Learn how probability, math, and statistics can be used to help baseball, football and basketball teams improve, player and lineup selection as well as in game strategy.

Loading...

From the course by University of Houston System

Math behind Moneyball

24 ratings

University of Houston System

24 ratings

Learn how probability, math, and statistics can be used to help baseball, football and basketball teams improve, player and lineup selection as well as in game strategy.

From the lesson

Module 1

You will learn how to predict a team’s won loss record from the number of runs, points, or goals scored by a team and its opponents. Then we will introduce you to multiple regression and show how multiple regression is used to evaluate baseball hitters. Excel data tables, VLOOKUP, MATCH, and INDEX functions will be discussed.

- Professor Wayne WinstonVisiting Professor

Bauer College of Business

Okay, let's begin our study of the math behind Moneyball or sports analytics with baseball's Pythagorean Theorem. Now you probably remember the Pythagorean Theorem from high school geometry.

Which was, if you have 3 sides of a triangle, A squared plus B squared equals C squared, if it's a right triangle and C is the hypotenuse. Bill James is given the most credit I guess for coming up with this idea. But the idea is if you know how many runs a team scores in baseball in a season and how many they give up, can predict how many games they'll win? And so, Bill, I don't think knew a lot of advanced math but he was brilliant as we'll see throughout this course at coming up with sort of cool ways to figure out what's really going on even if you don't have a really advanced math knowledge. Like I don't think Bill James knew a lot about regression but he came up with runs created as we'll see soon. And that was a really brilliant way to predict how many runs a team would score based on their hitting statistics. Okay, so what Bill wanted to figure out was, okay, based on the runs for and runs against, how many games would the team win? Or what percentage of their games would they win? And so he said there was some exponent, Ctrl+1 let's me do a superscript. So I can raise this to a power, and then I would divide that by the same thing.

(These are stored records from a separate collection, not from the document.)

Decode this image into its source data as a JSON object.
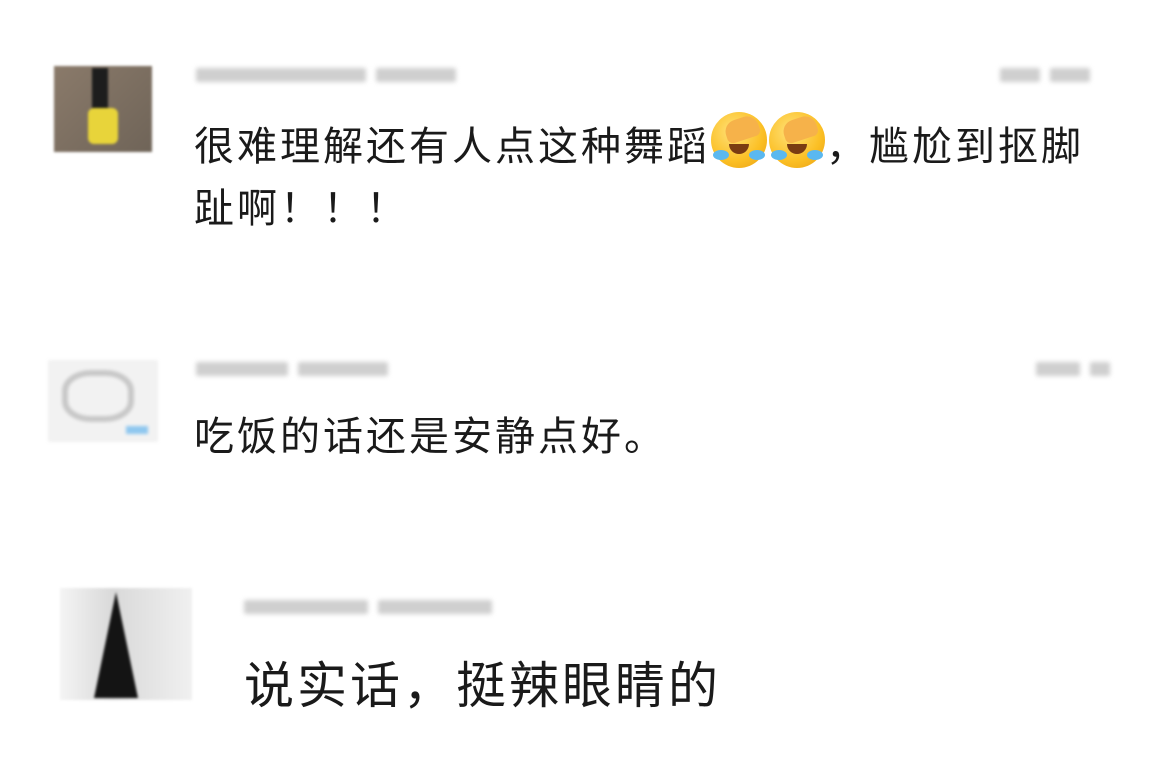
{
  "comments": [
    {
      "text_parts": [
        "很难理解还有人点这种舞蹈",
        "，尴尬到抠脚趾啊！！！"
      ],
      "emoji_names": [
        "face-palm-crying-icon",
        "face-palm-crying-icon"
      ]
    },
    {
      "text": "吃饭的话还是安静点好。"
    },
    {
      "text": "说实话，挺辣眼睛的"
    }
  ],
  "colors": {
    "text": "#1a1a1a",
    "blur_meta": "#cfcfcf",
    "emoji_face": "#fbbf24",
    "tear": "#5ab8f0"
  }
}
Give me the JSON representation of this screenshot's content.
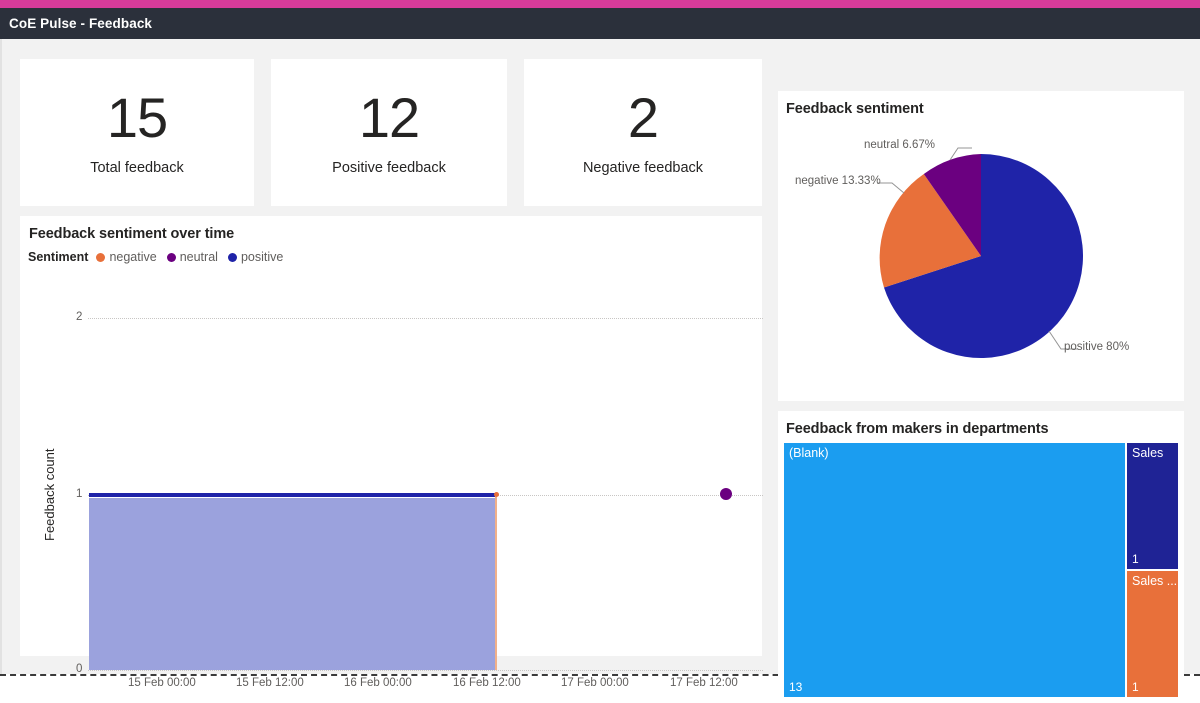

To a power and if I hit Ctrl+1, get rid of this superscript, and then I can say plus runs against to that power.

Okay, now if you divide the numerator and the denominator by runs against, you get runs scored divided by runs against to the alpha which we could say is the scoring ratio. Sorry, the exponent or I could use alpha. So I'd say superscript, exponent, divided by and then, if I take runs against here I get the same thing. Ratio, to the exponent.

And Ctrl+1, and now the nice thing is that I get a plus one because runs against to the alpha divided by run against, I guess these should all be exponents here. We gotta be consistent. Okay, so and this would be plus one.

I'm sorry, that's not going to be, so I'm going to have to go. Let's just do this again. Ratio, Ctrl+1, superscript exponent Ctrl+1.

Plus one which divided by runs against to the exponent goes like that. Okay, so that's an estimate for the fraction of games won. The question is, what exponent works for the given sport? Well again, as Edwards Deming, a great American statistician said, I urge you to read his great book, Out of the Crisis.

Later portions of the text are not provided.